A new collaboration between students, faculty and St. Paul artists explores the connections between urban art and community identity in the Midway neighborhood. Urban Art, Landscape and St. Paul Community Stories is part of the College of Arts and Sciences’ SOLV Initiative.
“For over a century this neighborhood has been a vital center for the city, and home to many small businesses and restaurants,” said Heather Shirey, associate professor and director of graduate studies in art history. “Midway has historically been an affordable neighborhood with a great deal of ethnic and racial diversity, but there are serious concerns about how new developments might destabilize this. Right now, Midway is undergoing tremendous transformation as a result of the light rail line and the new soccer stadium. In this context, we are especially interested in how art might serve to activate community identity as a response to gentrification.”
Shirey, along with Todd Lawrence, associate professor of English, and Paul Lorah, associate professor of geography, have been working with students from across disciplines including art history, geography and cultural studies to document urban art – from tags and stickers to large commissioned murals – found in the Midway neighborhood. These art forms, said Shirey, help to shape the shared environment of a neighborhood.
“I hope that we’ll be able to create documentation, interpretation and analysis of data that will contribute to the mission of our community partner, Midway Murals,” she said. “I also hope that our research will allow for those who are most deeply invested in the Midway neighborhood – residents and business owners – to share their experiences and to be seen, heard and recognized.”
Chioma Uwagwu, a junior majoring in both communication and journalism and in American culture and difference, said the team-based research project gave her a new appreciation for what is considered art, along with an opportunity to explore ethics.
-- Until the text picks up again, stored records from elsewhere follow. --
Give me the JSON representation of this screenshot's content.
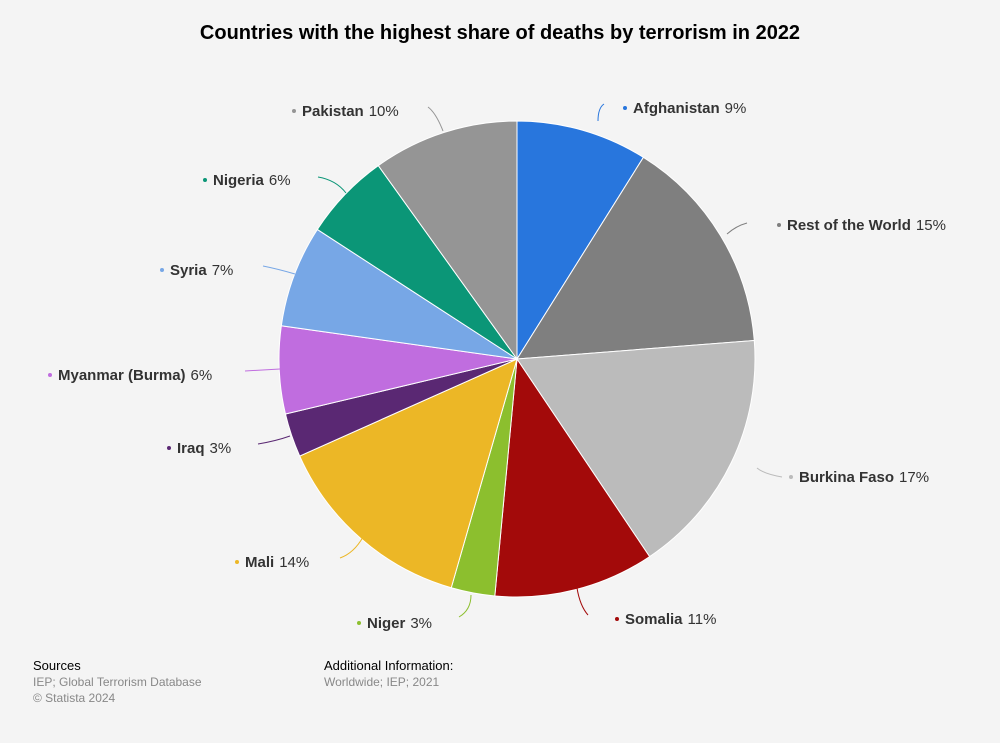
{
  "chart_data": {
    "type": "pie",
    "title": "Countries with the highest share of deaths by terrorism in 2022",
    "slices": [
      {
        "label": "Afghanistan",
        "value": 9,
        "value_label": "9%",
        "color": "#2876dd"
      },
      {
        "label": "Rest of the World",
        "value": 15,
        "value_label": "15%",
        "color": "#7f7f7f"
      },
      {
        "label": "Burkina Faso",
        "value": 17,
        "value_label": "17%",
        "color": "#bbbbbb"
      },
      {
        "label": "Somalia",
        "value": 11,
        "value_label": "11%",
        "color": "#a30a0a"
      },
      {
        "label": "Niger",
        "value": 3,
        "value_label": "3%",
        "color": "#8cbf2e"
      },
      {
        "label": "Mali",
        "value": 14,
        "value_label": "14%",
        "color": "#ecb726"
      },
      {
        "label": "Iraq",
        "value": 3,
        "value_label": "3%",
        "color": "#5a2873"
      },
      {
        "label": "Myanmar (Burma)",
        "value": 6,
        "value_label": "6%",
        "color": "#c06ddf"
      },
      {
        "label": "Syria",
        "value": 7,
        "value_label": "7%",
        "color": "#77a7e6"
      },
      {
        "label": "Nigeria",
        "value": 6,
        "value_label": "6%",
        "color": "#0b9677"
      },
      {
        "label": "Pakistan",
        "value": 10,
        "value_label": "10%",
        "color": "#959595"
      }
    ]
  },
  "footer": {
    "sources_heading": "Sources",
    "sources_line1": "IEP; Global Terrorism Database",
    "sources_line2": "© Statista 2024",
    "additional_heading": "Additional Information:",
    "additional_line1": "Worldwide; IEP; 2021"
  }
}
“How do I learn being ethical in my field?” Uwagwu said. “How do I walk through a step-by-step consent agreement? How do we get out there and show we care very much about this neighborhood? Let me prove it to you. This project is rocketing me forward with skills I will use after I leave St. Thomas.”
For junior art history major Summer Erickson, working on the project gave her invaluable firsthand experience of what it’s like to be an outsider trying to earn the trust of a community.
“You have to let them know you’re not trying to take anything from them,” Erickson said. “That you’re not going to take their stories or voice. How do we go out and make sure we aren’t trying to change them? We are outsiders. We have to make sure we’re hyperaware of that and they’re comfortable with us telling their stories. They’re a partner, not someone we’re investigating.”
The St. Thomas team is currently working to create a database for their findings. They are putting together Story Maps to make the works of art and the stories they tell accessible to a broad audience, said Shirey.
“Simply documenting the art is quite important, as urban art is extremely ephemeral – here one day, gone the next,” Shirey said. “We are also in the process of engaging with the community by way of interviews with artists, business owners, and community members. This will allow the stories to really bring life to our analysis of the art.”
Shirey said it has been amazing to see students take ownership of different aspects of the project.
“We designed an urban art inventory form and taught them how to use it, but they’ve really made it their own,” she said. “They’ve refined the questions, created an online version of the form that is more efficient and accessible, and they’ve spent many hours in the neighborhood documenting the art.”
The project is continuously evolving, said Erickson.
“We’re not planning on being done with this anytime soon,” she said. “We want to keep delving into Midway. If we feel we’ve done Midway justice, we can expand it to another area in the Twin Cities.”
The group will be holding an event on May 2 at the create[space] in Anderson Student Center where they’ll team up with STELAR to showcase 360 images from the project in virtual reality. There will also be interactive stations highlighting what they’ve learned from their research.